Monday, January 28, 2013
Getting Ready for Kindergarten
I received a letter inviting me to attend a meeting at the new school. This gave us an opportunity to meet the other parents, tour the school, and learn a little about the program. At this point, I felt as if someone had handed me a gift, because I had never wanted him to be far from us. Now, he would attend school in our town, not our particular district, but ten minutes from our home.
I remember attending the meeting and hearing all kinds of promises, how they would take wonderful care of our son, how they had an "expert" in the field who would oversee the program, how they had special consultants, wonderful aides(which turned out to be true), and a teacher that brought along with her a terrific resume and reputation. It all sounded too good to be true, however, I went in with an optimistic attitude, so grateful to know that he would be close by.

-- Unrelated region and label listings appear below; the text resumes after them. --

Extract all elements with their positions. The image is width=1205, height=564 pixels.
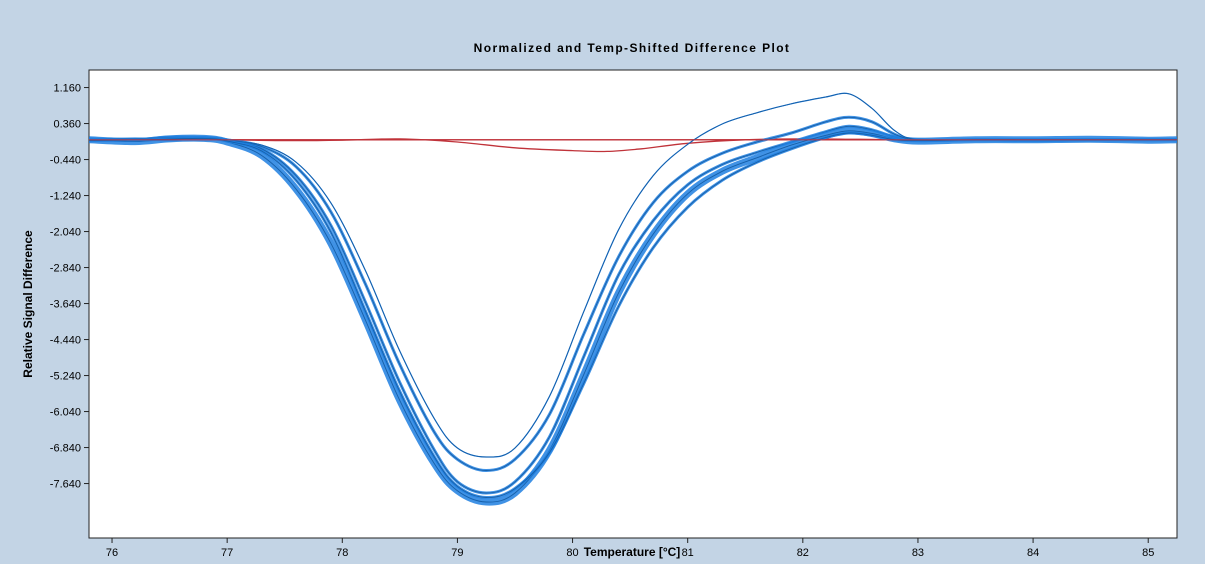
y-tick-label: -2.840 — [50, 263, 81, 275]
x-axis: 76 77 78 79 80 81 82 83 84 85 — [106, 538, 1154, 559]
x-tick-label: 77 — [221, 547, 233, 559]
y-tick-label: -0.440 — [50, 155, 81, 167]
y-axis: 1.160 0.360 -0.440 -1.240 -2.040 -2.840 -3.640… — [50, 83, 89, 491]
x-tick-label: 85 — [1142, 547, 1154, 559]
chart-title: Normalized and Temp-Shifted Difference P… — [474, 41, 791, 55]
x-tick-label: 81 — [682, 547, 694, 559]
x-tick-label: 80 — [566, 547, 578, 559]
x-tick-label: 84 — [1027, 547, 1039, 559]
y-tick-label: -1.240 — [50, 191, 81, 203]
x-axis-label: Temperature [°C] — [584, 545, 681, 559]
y-tick-label: -2.040 — [50, 227, 81, 239]
y-tick-label: 0.360 — [53, 119, 81, 131]
y-tick-label: -4.440 — [50, 335, 81, 347]
x-tick-label: 76 — [106, 547, 118, 559]
y-tick-label: -5.240 — [50, 371, 81, 383]
y-tick-label: -6.840 — [50, 443, 81, 455]
y-tick-label: -7.640 — [50, 479, 81, 491]
x-tick-label: 78 — [336, 547, 348, 559]
series-group — [89, 92, 1177, 506]
y-tick-label: -6.040 — [50, 407, 81, 419]
series-line-blue-outline — [89, 132, 1177, 498]
x-tick-label: 83 — [912, 547, 924, 559]
x-tick-label: 79 — [451, 547, 463, 559]
x-tick-label: 82 — [797, 547, 809, 559]
chart-frame: Normalized and Temp-Shifted Difference P… — [8, 8, 1197, 559]
y-tick-label: -3.640 — [50, 299, 81, 311]
y-axis-label: Relative Signal Difference — [21, 230, 35, 378]
y-tick-label: 1.160 — [53, 83, 81, 95]
difference-plot: Normalized and Temp-Shifted Difference P… — [21, 41, 1178, 559]
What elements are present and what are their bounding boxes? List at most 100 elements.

We spent the last weeks of that summer preparing Mikey(and me), for his new school. I spent my days doing what most moms do, buying school clothes, sneakers,school supplies, etc. The only difference was that I also had to send in pull-ups,wipes, and special snacks. Mikey had been doing very well in the personal hygiene area, but like many other children his age and in his situation, was not yet fully toilet-trained. Again, my mind started to wander. I did not like the idea of anyone else working with him on such a personal level. Yet, I had to put my fears aside, and try to trust these people that I hardly knew. Not an easy thing to do.
The staff that I had met at the meeting seemed like a very nice group of people, and the aides, were all moms like myself, and they appeared to be excited about the program. Once again, I had to give up that control that I was desperately trying to hold on to, and learn to trust these women.

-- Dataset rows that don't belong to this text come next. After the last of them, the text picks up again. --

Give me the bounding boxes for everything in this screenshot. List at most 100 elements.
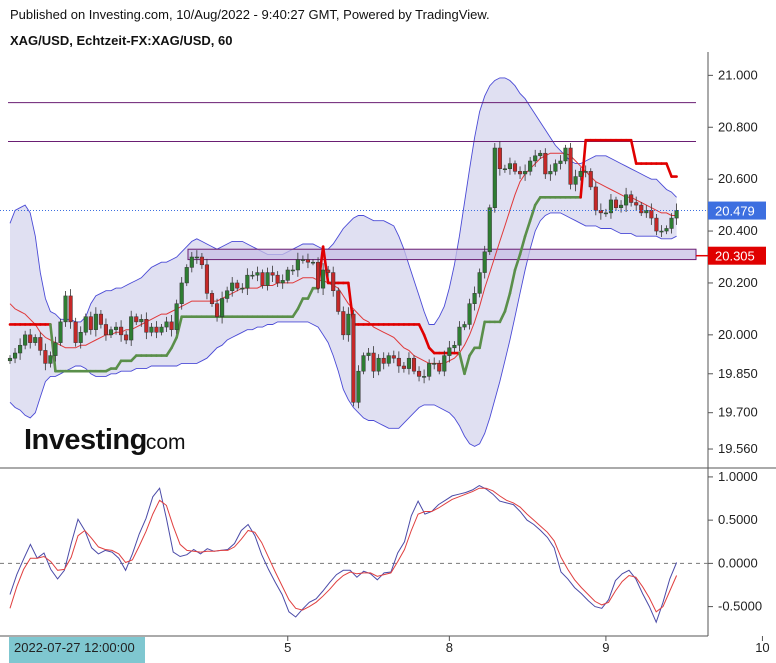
candle[interactable]: [573, 169, 578, 192]
candle[interactable]: [265, 267, 270, 291]
candle[interactable]: [184, 264, 189, 287]
candle[interactable]: [502, 164, 507, 173]
candle[interactable]: [467, 298, 472, 330]
candle[interactable]: [356, 365, 361, 409]
candle[interactable]: [472, 286, 477, 311]
candle[interactable]: [194, 250, 199, 264]
candle[interactable]: [199, 252, 204, 269]
candle[interactable]: [159, 323, 164, 336]
candle[interactable]: [396, 351, 401, 373]
candle[interactable]: [58, 318, 63, 346]
candle[interactable]: [659, 225, 664, 237]
candle[interactable]: [538, 150, 543, 159]
candle[interactable]: [285, 266, 290, 284]
candle[interactable]: [553, 159, 558, 176]
candle[interactable]: [361, 352, 366, 375]
candle[interactable]: [260, 269, 265, 289]
candle[interactable]: [341, 306, 346, 340]
candle[interactable]: [381, 352, 386, 370]
candle[interactable]: [164, 316, 169, 333]
candle[interactable]: [351, 310, 356, 407]
candle[interactable]: [533, 149, 538, 167]
candle[interactable]: [245, 268, 250, 295]
candle[interactable]: [588, 168, 593, 191]
candle[interactable]: [624, 187, 629, 212]
candle[interactable]: [406, 352, 411, 375]
candle[interactable]: [326, 265, 331, 277]
candle[interactable]: [154, 321, 159, 339]
candle[interactable]: [275, 271, 280, 287]
candle[interactable]: [114, 322, 119, 335]
candle[interactable]: [53, 336, 58, 362]
candle[interactable]: [391, 350, 396, 364]
candle[interactable]: [462, 321, 467, 331]
candle[interactable]: [336, 287, 341, 315]
candle[interactable]: [290, 264, 295, 275]
candle[interactable]: [139, 314, 144, 327]
candle[interactable]: [63, 290, 68, 327]
candle[interactable]: [215, 298, 220, 322]
candle[interactable]: [507, 157, 512, 175]
candle[interactable]: [149, 323, 154, 337]
candle[interactable]: [603, 208, 608, 217]
candle[interactable]: [512, 160, 518, 175]
candle[interactable]: [13, 348, 18, 364]
candle[interactable]: [209, 290, 215, 307]
candle[interactable]: [477, 268, 482, 298]
candle[interactable]: [346, 307, 351, 342]
candle[interactable]: [634, 196, 639, 212]
candle[interactable]: [427, 359, 432, 381]
candle[interactable]: [305, 253, 310, 269]
candle[interactable]: [376, 354, 381, 376]
candle[interactable]: [366, 348, 371, 361]
candle[interactable]: [492, 143, 497, 213]
candle[interactable]: [28, 328, 33, 349]
candle[interactable]: [411, 355, 417, 375]
candle[interactable]: [568, 143, 573, 190]
candle[interactable]: [68, 289, 73, 329]
candle[interactable]: [608, 193, 614, 219]
candle[interactable]: [452, 341, 457, 352]
candle[interactable]: [417, 366, 422, 382]
candle[interactable]: [43, 343, 48, 371]
candle[interactable]: [255, 266, 260, 282]
candle[interactable]: [93, 307, 98, 337]
candle[interactable]: [240, 283, 245, 294]
candle[interactable]: [33, 334, 38, 346]
candle[interactable]: [654, 214, 659, 236]
candle[interactable]: [225, 286, 230, 303]
candle[interactable]: [189, 252, 194, 273]
candle[interactable]: [497, 141, 502, 176]
candle[interactable]: [593, 181, 598, 216]
candle[interactable]: [422, 369, 427, 384]
candle[interactable]: [300, 255, 305, 264]
candle[interactable]: [321, 263, 326, 295]
candle[interactable]: [401, 361, 406, 373]
candle[interactable]: [108, 326, 114, 338]
candle[interactable]: [548, 164, 553, 181]
candle[interactable]: [629, 190, 634, 207]
candle[interactable]: [674, 203, 679, 225]
candle[interactable]: [83, 313, 88, 336]
candle[interactable]: [270, 265, 275, 283]
candle[interactable]: [583, 165, 588, 178]
candle[interactable]: [558, 155, 563, 170]
candle[interactable]: [310, 259, 316, 266]
candle[interactable]: [442, 350, 447, 377]
candle[interactable]: [482, 245, 487, 279]
candle[interactable]: [316, 257, 321, 294]
candle[interactable]: [179, 277, 184, 310]
candle[interactable]: [18, 338, 23, 360]
candle[interactable]: [235, 279, 240, 292]
candle[interactable]: [528, 156, 533, 176]
candle[interactable]: [204, 258, 209, 300]
candle[interactable]: [230, 277, 235, 297]
candle[interactable]: [371, 346, 376, 379]
candle[interactable]: [518, 166, 523, 179]
candle[interactable]: [331, 266, 336, 297]
candle[interactable]: [23, 330, 28, 350]
candle[interactable]: [543, 148, 548, 179]
candle[interactable]: [48, 351, 53, 368]
candle[interactable]: [386, 352, 391, 367]
candle[interactable]: [220, 291, 225, 324]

The other thing that was making me uneasy was the part of the program that dealt with using edibles as rewards. This had also been used at the preschool level,and I was not a fan. The program was an ABA program, which means Applied Behavioral Analysis. In layman's terms, that means a child is asked to repeat the same thing over and over again, until they felt he had mastered the word he was learning, or the task he was learning. As a reward for being compliant, the child is often given something edible, such as an m&m, or a piece of popcorn, or a chip. This irked me to no end.It reminded me of Pavlov's dogs, and my child was not a dog. Aside from that, who eats one m&m , or one piece of popcorn? The one complaint I had about the preschool was that they had utilized this often, and rewarded Mikey with gummy fish, or jellybeans, which unbeknownst to me , was leading to cavity after cavity. In my mind, food was something a child should never have to work for ,never mind having to repeat the same word twenty times for a lousy few m&ms.

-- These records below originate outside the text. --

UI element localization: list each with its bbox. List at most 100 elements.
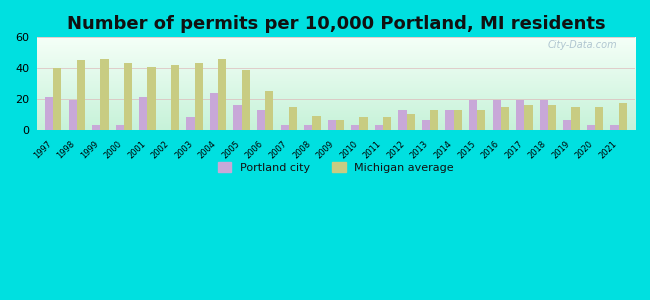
- Bar: [194, 64, 203, 130]
- Bar: [548, 105, 556, 130]
- Bar: [398, 110, 406, 130]
- Bar: [477, 110, 486, 130]
- Bar: [406, 114, 415, 130]
- Bar: [139, 97, 148, 130]
- Bar: [610, 125, 619, 130]
- Bar: [493, 100, 500, 130]
- Bar: [313, 116, 320, 130]
- Bar: [233, 105, 242, 130]
- Bar: [218, 59, 226, 130]
- Bar: [77, 60, 85, 130]
- Bar: [148, 67, 156, 130]
- Bar: [313, 116, 320, 130]
- Bar: [422, 120, 430, 130]
- Bar: [187, 117, 194, 130]
- Bar: [500, 106, 509, 130]
- Bar: [516, 100, 525, 130]
- Bar: [610, 125, 619, 130]
- Bar: [45, 97, 53, 130]
- Bar: [53, 68, 62, 130]
- Bar: [139, 97, 148, 130]
- Bar: [242, 70, 250, 130]
- Bar: [265, 91, 274, 130]
- Bar: [53, 68, 62, 130]
- Bar: [68, 100, 77, 130]
- Bar: [477, 110, 486, 130]
- Bar: [571, 106, 580, 130]
- Text: City-Data.com: City-Data.com: [547, 40, 617, 50]
- Bar: [375, 125, 383, 130]
- Bar: [328, 120, 336, 130]
- Bar: [92, 125, 100, 130]
- Bar: [336, 120, 344, 130]
- Bar: [587, 125, 595, 130]
- Bar: [398, 110, 406, 130]
- Bar: [525, 105, 532, 130]
- Bar: [45, 97, 53, 130]
- Bar: [563, 120, 571, 130]
- Bar: [148, 67, 156, 130]
- Bar: [595, 106, 603, 130]
- Bar: [525, 105, 532, 130]
- Bar: [304, 125, 313, 130]
- Bar: [422, 120, 430, 130]
- Bar: [351, 125, 359, 130]
- Bar: [571, 106, 580, 130]
- Bar: [454, 110, 462, 130]
- Bar: [445, 110, 454, 130]
- Bar: [445, 110, 454, 130]
- Bar: [124, 64, 132, 130]
- Bar: [265, 91, 274, 130]
- Bar: [210, 93, 218, 130]
- Legend: Portland city, Michigan average: Portland city, Michigan average: [213, 158, 458, 178]
- Bar: [587, 125, 595, 130]
- Bar: [92, 125, 100, 130]
- Bar: [359, 117, 368, 130]
- Bar: [619, 103, 627, 130]
- Bar: [171, 65, 179, 130]
- Bar: [100, 59, 109, 130]
- Bar: [233, 105, 242, 130]
- Bar: [281, 125, 289, 130]
- Bar: [194, 64, 203, 130]
- Bar: [218, 59, 226, 130]
- Bar: [383, 117, 391, 130]
- Bar: [68, 100, 77, 130]
- Bar: [563, 120, 571, 130]
- Bar: [171, 65, 179, 130]
- Bar: [540, 100, 548, 130]
- Bar: [210, 93, 218, 130]
- Bar: [289, 106, 297, 130]
- Bar: [116, 125, 124, 130]
- Bar: [500, 106, 509, 130]
- Bar: [336, 120, 344, 130]
- Bar: [289, 106, 297, 130]
- Bar: [328, 120, 336, 130]
- Bar: [351, 125, 359, 130]
- Bar: [100, 59, 109, 130]
- Bar: [116, 125, 124, 130]
- Bar: [187, 117, 194, 130]
- Bar: [375, 125, 383, 130]
- Bar: [454, 110, 462, 130]
- Bar: [406, 114, 415, 130]
- Bar: [595, 106, 603, 130]
- Bar: [383, 117, 391, 130]
- Bar: [242, 70, 250, 130]
- Title: Number of permits per 10,000 Portland, MI residents: Number of permits per 10,000 Portland, M…: [66, 15, 605, 33]
- Bar: [469, 100, 477, 130]
- Bar: [430, 110, 438, 130]
- Bar: [359, 117, 368, 130]
- Bar: [257, 110, 265, 130]
- Bar: [77, 60, 85, 130]
- Bar: [619, 103, 627, 130]
- Bar: [540, 100, 548, 130]
- Bar: [430, 110, 438, 130]
- Bar: [493, 100, 500, 130]
- Bar: [257, 110, 265, 130]
- Bar: [548, 105, 556, 130]
- Bar: [304, 125, 313, 130]
- Bar: [516, 100, 525, 130]
- Bar: [281, 125, 289, 130]
- Bar: [469, 100, 477, 130]
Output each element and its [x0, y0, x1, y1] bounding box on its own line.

I tried (honestly, I did try), to push all of my concerns aside and focus on what was best for my son. We drove him by the school a few times, showed him the playground, told him the names of the other boys in the class, and gave him as much of an introduction as possible. When the first day of school had finally arrived, I was ,yet again, feeling sick to my stomach, but Mikey was as happy as could be. I wondered if he would be thrown off when the bus went to a different school, and when different teachers greeted him at the door. When the bus pulled up, Mikey met his new driver and matron, and happily boarded the bus. I also noticed that he was the first one on the bus,because all of the other kids lived closer to the school.I wasn't happy about that either.
How my heart ached as his bus pulled away and his precious little face was leaning against the bus window smiling at me. I turned away , and did what I always did....I followed that bus.